The family business. That’s a nice way of describing my father’s auto repair shop.
Her expression flickers with something like confusion, but she doesn’t push. Just takes another drink and skates away, leaving me to deal with Jenna’s laser focus.
“You two have history,” she says, voice honey-sweet and laced with venom. “Childhood besties. How adorable.”
“Ancient history. We were kids.” I examine my manicure like this conversation is beneath me. “She barely remembers anything real.”
Lie. She remembers everything.
She remembers the girl you killed to become Maddie.
She remembers everything and that ignites something ugly inside me.
The rest of practice passes in a blur of drills and corrections. I hit every mark, land every jump, smile at Coach’s feedback like the model captain I’m supposed to be.

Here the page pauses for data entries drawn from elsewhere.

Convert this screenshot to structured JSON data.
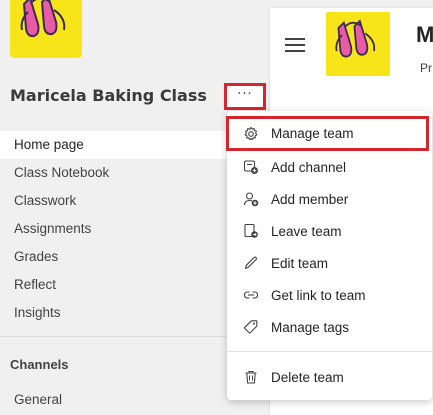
{
  "sidebar": {
    "team_name": "Maricela Baking Class",
    "more_label": "···",
    "nav": [
      {
        "label": "Home page",
        "active": true
      },
      {
        "label": "Class Notebook"
      },
      {
        "label": "Classwork"
      },
      {
        "label": "Assignments"
      },
      {
        "label": "Grades"
      },
      {
        "label": "Reflect"
      },
      {
        "label": "Insights"
      }
    ],
    "channels_title": "Channels",
    "channels": [
      "General"
    ]
  },
  "header": {
    "title": "M",
    "subtitle": "Pr"
  },
  "menu": {
    "items": [
      {
        "label": "Manage team",
        "icon": "gear-icon"
      },
      {
        "label": "Add channel",
        "icon": "add-channel-icon"
      },
      {
        "label": "Add member",
        "icon": "add-member-icon"
      },
      {
        "label": "Leave team",
        "icon": "leave-team-icon"
      },
      {
        "label": "Edit team",
        "icon": "pencil-icon"
      },
      {
        "label": "Get link to team",
        "icon": "link-icon"
      },
      {
        "label": "Manage tags",
        "icon": "tag-icon"
      },
      {
        "label": "Delete team",
        "icon": "trash-icon"
      }
    ]
  },
  "colors": {
    "highlight_border": "#d5262f",
    "avatar_bg": "#f7e51a",
    "shoe_pink": "#e95aa7",
    "shoe_dark": "#3a2a55"
  }
}
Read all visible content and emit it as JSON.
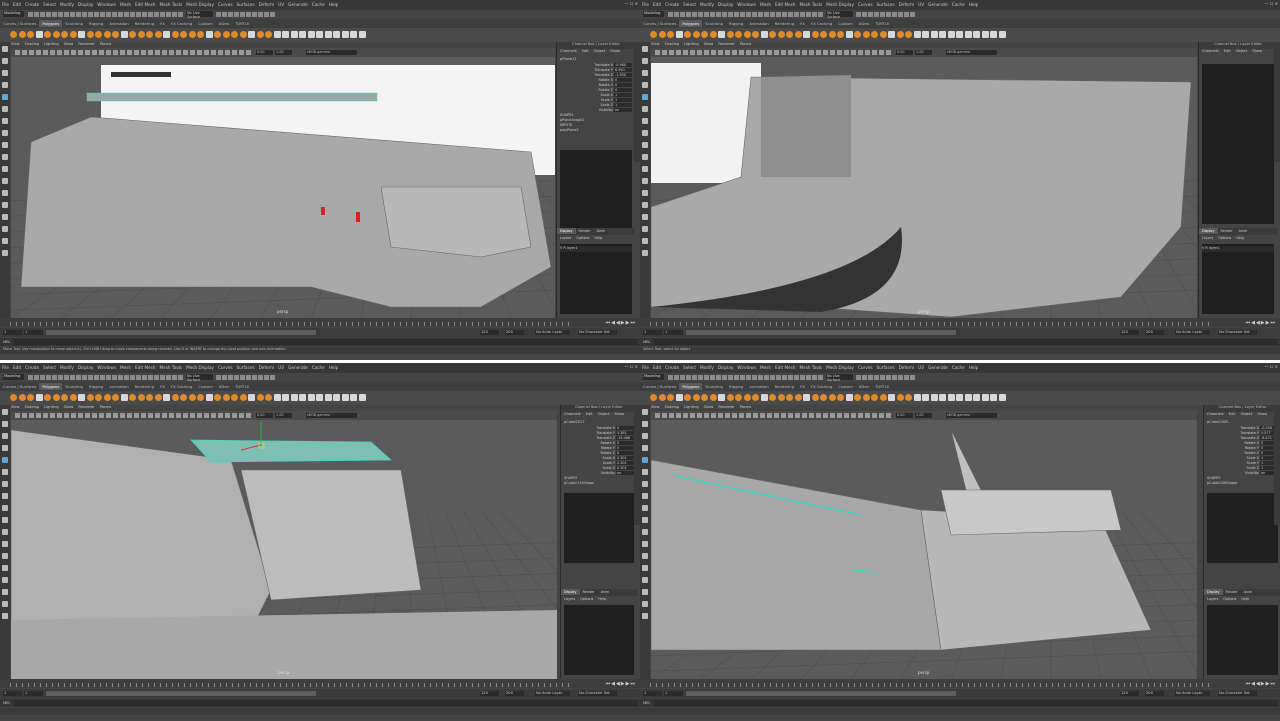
{
  "menu_primary": [
    "File",
    "Edit",
    "Create",
    "Select",
    "Modify",
    "Display",
    "Windows",
    "Mesh",
    "Edit Mesh",
    "Mesh Tools",
    "Mesh Display",
    "Curves",
    "Surfaces",
    "Deform",
    "UV",
    "Generate",
    "Cache",
    "Help"
  ],
  "mode": "Modeling",
  "live_surface": "No Live Surface",
  "shelf_tabs": [
    "Curves / Surfaces",
    "Polygons",
    "Sculpting",
    "Rigging",
    "Animation",
    "Rendering",
    "FX",
    "FX Caching",
    "Custom",
    "XGen",
    "TURTLE"
  ],
  "shelf_active": "Polygons",
  "panel_menu": [
    "View",
    "Shading",
    "Lighting",
    "Show",
    "Renderer",
    "Panels"
  ],
  "gamma": "sRGB gamma",
  "field_a": "0.00",
  "field_b": "1.00",
  "camera": "persp",
  "channel_box": {
    "title": "Channel Box / Layer Editor",
    "menu": [
      "Channels",
      "Edit",
      "Object",
      "Show"
    ],
    "attrs": [
      "Translate X",
      "Translate Y",
      "Translate Z",
      "Rotate X",
      "Rotate Y",
      "Rotate Z",
      "Scale X",
      "Scale Y",
      "Scale Z",
      "Visibility"
    ],
    "shapes_label": "SHAPES",
    "inputs_label": "INPUTS"
  },
  "layer_tabs": [
    "Display",
    "Render",
    "Anim"
  ],
  "layer_menu": [
    "Layers",
    "Options",
    "Help"
  ],
  "layer_name": "layer1",
  "range": {
    "start": "1",
    "end_inner": "120",
    "end_a": "120",
    "end_b": "200"
  },
  "no_anim_layer": "No Anim Layer",
  "no_char_set": "No Character Set",
  "mel": "MEL",
  "views": [
    {
      "object": "pPlane11",
      "values": [
        "-0.980",
        "6.950",
        "-1.950",
        "0",
        "0",
        "0",
        "1",
        "1",
        "1",
        "on"
      ],
      "shape": "pPlaneShape2",
      "input": "polyPlane2",
      "help": "Move Tool: Use manipulator to move object(s). Ctrl+LMB+drag to move components along normals. Use D or INSERT to change the pivot position and axis orientation.",
      "banner_text": "C. ZELAKI LIMMAFAS | 2020",
      "show_layers": true
    },
    {
      "object": "",
      "values": [],
      "shape": "",
      "input": "",
      "help": "Select Tool: select an object",
      "banner_text": "NCESS OF THE ORIENT",
      "banner_sub": "CEDU",
      "show_layers": true
    },
    {
      "object": "pCube2017",
      "values": [
        "0",
        "5.381",
        "-15.468",
        "0",
        "0",
        "0",
        "0.301",
        "0.301",
        "0.301",
        "on"
      ],
      "shape": "pCube2170Shape",
      "input": "",
      "help": "",
      "show_layers": false
    },
    {
      "object": "pCube2108...",
      "values": [
        "-0.058",
        "5.577",
        "-8.471",
        "0",
        "0",
        "0",
        "1",
        "1",
        "1",
        "on"
      ],
      "shape": "pCube2108Shape",
      "input": "",
      "help": "",
      "show_layers": false
    }
  ],
  "colors": {
    "accent": "#5aa7d8",
    "shelf_icon": "#e08a2a",
    "selection": "#3ad6c0",
    "hull": "#a9a9a9"
  }
}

I wait until the locker room empties too slowly. Girls filter out in twos and threes, chattering about weekend plans and dining hall food. I take my time, organizing my bag, checking my phone. Waiting.
“Oh my god, Madison.” She draws out my full name like it tastes bitter. “You’re really selling the whole rich girl fantasy, aren’t you? Designer clothes, family business success story… Let me guess, you’ve got a trust fund too?”